Karar tarihinde yürürlükte bulunan Avukatlık Asgari Ücret Tarifesi’nin 6. maddesinde “Anlaşmazlık, davanın konusuz kalması, feragat, kabul ve sulh nedeniyle; delillerin toplanmasına ilişkin ara kararı gereğinin yerine getirilmesinden önce giderilirse, tarife hükümleriyle belirlenen ücretlerin yarısına, karar gereğinin yerine getirilmesinden sonra giderilirse tamamına hükmolunur” hükmü bulunmaktadır. Yine tarifenin 13. maddesinde “tarifenin ikinci kısmının ikinci bölümünde gösterilen hukuki yardımların konusu para veya para ile değerlendirilebiliyor ise avukatlık ücreti, davanın görüldüğü mahkeme için tarifenin ikinci kısmında belirtilen maktu ücretlerin altında kalmamak kaydıyla (yedinci maddenin ikinci fıkrası, dokuzuncu maddenin birinci fıkrasının son cümlesi ile onuncu maddenin son fıkrası hükümleri saklı kalmak kaydıyla,) Tarifenin üçüncü kısmına göre belirlenir.
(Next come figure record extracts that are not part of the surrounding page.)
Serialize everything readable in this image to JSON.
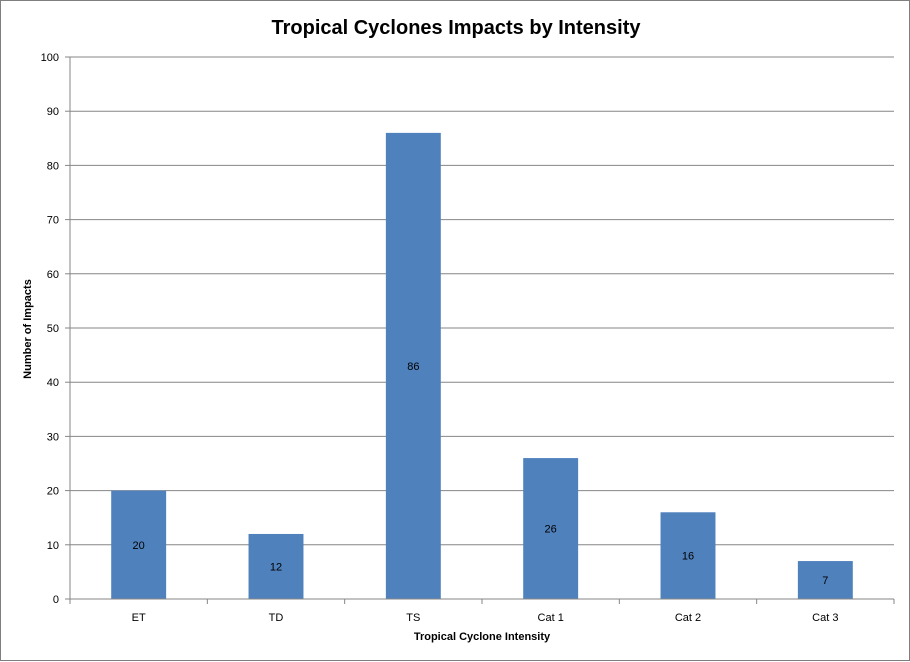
{
  "chart_data": {
    "type": "bar",
    "title": "Tropical Cyclones Impacts by Intensity",
    "xlabel": "Tropical Cyclone Intensity",
    "ylabel": "Number of Impacts",
    "categories": [
      "ET",
      "TD",
      "TS",
      "Cat 1",
      "Cat 2",
      "Cat 3"
    ],
    "values": [
      20,
      12,
      86,
      26,
      16,
      7
    ],
    "ylim": [
      0,
      100
    ],
    "yticks": [
      0,
      10,
      20,
      30,
      40,
      50,
      60,
      70,
      80,
      90,
      100
    ],
    "grid": true,
    "legend": "none",
    "data_labels": true,
    "colors": {
      "bar": "#4f81bd",
      "grid": "#868686",
      "axis": "#868686"
    }
  }
}
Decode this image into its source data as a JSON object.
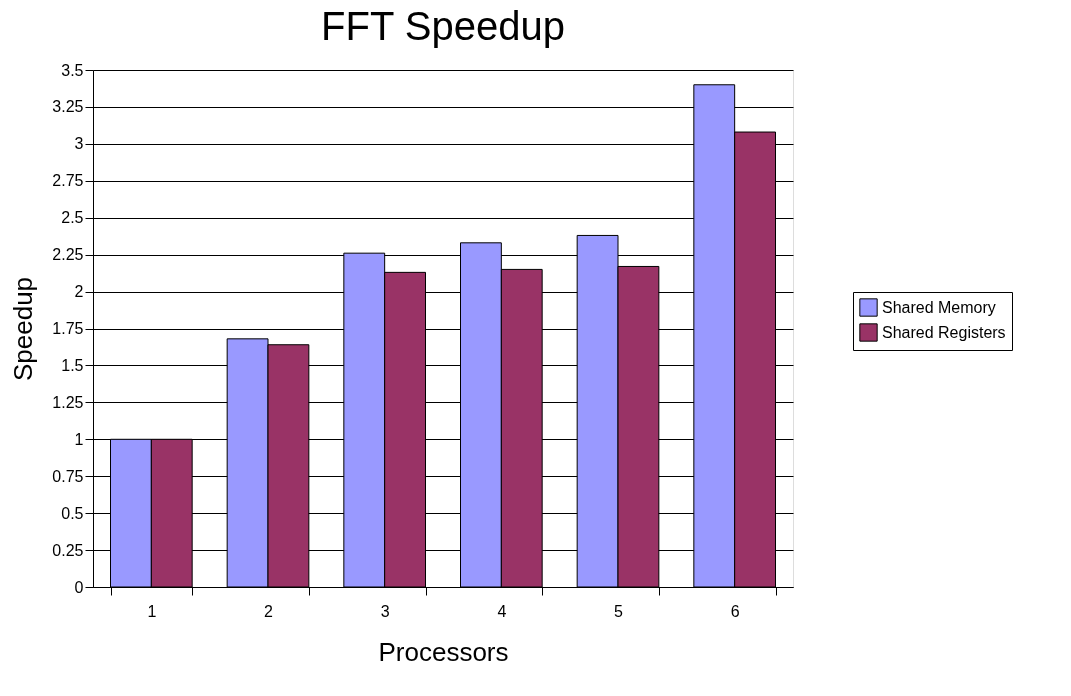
{
  "chart_data": {
    "type": "bar",
    "title": "FFT Speedup",
    "xlabel": "Processors",
    "ylabel": "Speedup",
    "categories": [
      "1",
      "2",
      "3",
      "4",
      "5",
      "6"
    ],
    "series": [
      {
        "name": "Shared Memory",
        "color": "#9999ff",
        "values": [
          1.0,
          1.68,
          2.26,
          2.33,
          2.38,
          3.4
        ]
      },
      {
        "name": "Shared Registers",
        "color": "#993366",
        "values": [
          1.0,
          1.64,
          2.13,
          2.15,
          2.17,
          3.08
        ]
      }
    ],
    "ylim": [
      0,
      3.5
    ],
    "yticks": [
      0,
      0.25,
      0.5,
      0.75,
      1,
      1.25,
      1.5,
      1.75,
      2,
      2.25,
      2.5,
      2.75,
      3,
      3.25,
      3.5
    ],
    "grid": "y",
    "legend": "right"
  }
}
Ancak hükmedilen ücret kabul veya reddedilen miktarı geçemez” şeklinde düzenleme yapılmıştır.
Davacı vekilinin ıslah dilekçesinde alacağını almış olduğunu belirterek, dava dilekçesinde fazlaya ilişkin haklarını saklı tuttuğunu gerekçe gösterip, davasını ıslah ettiğini bildirmiş ise de; ıslah tarihinden önce ödeme yapıldığından dava konusu alacağın kalmamış olduğu anlaşılmasına ve davanın konusuz kalmasına göre, dava dilekçesinde talep edilen miktar üzerinden vekalet ücretine hükmedilmesi gerekirken, ıslah edilen miktar nazara alınarak seri dosyalar üzerinden vekalet ücretine hükmedilmesi usul ve yasaya uygun düşmediğinden kararın bozulması gerekirse de belirlenen bu yanılgının giderilmesi yeniden yargılamayı gerektirmediğinden Hukuk Usulü Muhakemeleri Kanunu’nun 438/son maddesi gereğince kararın düzeltilerek onanması uygun görülmüştür.
SONUÇ: Temyiz olunan kararın yukarıda gösterilen nedenle hüküm fıkrasının 4. bendinde avukatlık ücreti takdirine ilişkin, “Davacı kendisini vekille temsil ettirdiğinden karar tarihi itibarı ile yürürlükte bulunan AAÜT madde 6, 13/1, 22/1 uyarınca hesap edilen 1.260,00 TL vekalet ücretinin davalıdan alınarak davacıya verilmesine,” dair olan sözcük dizelerinden “1.260,00” rakamları çıkartılarak yerine “100,00” rakamlarının yazılmasına, kararın düzeltilmiş bu biçiminin ONANMASINA 14/12/2016 gününde oybirliğiyle karar verildi.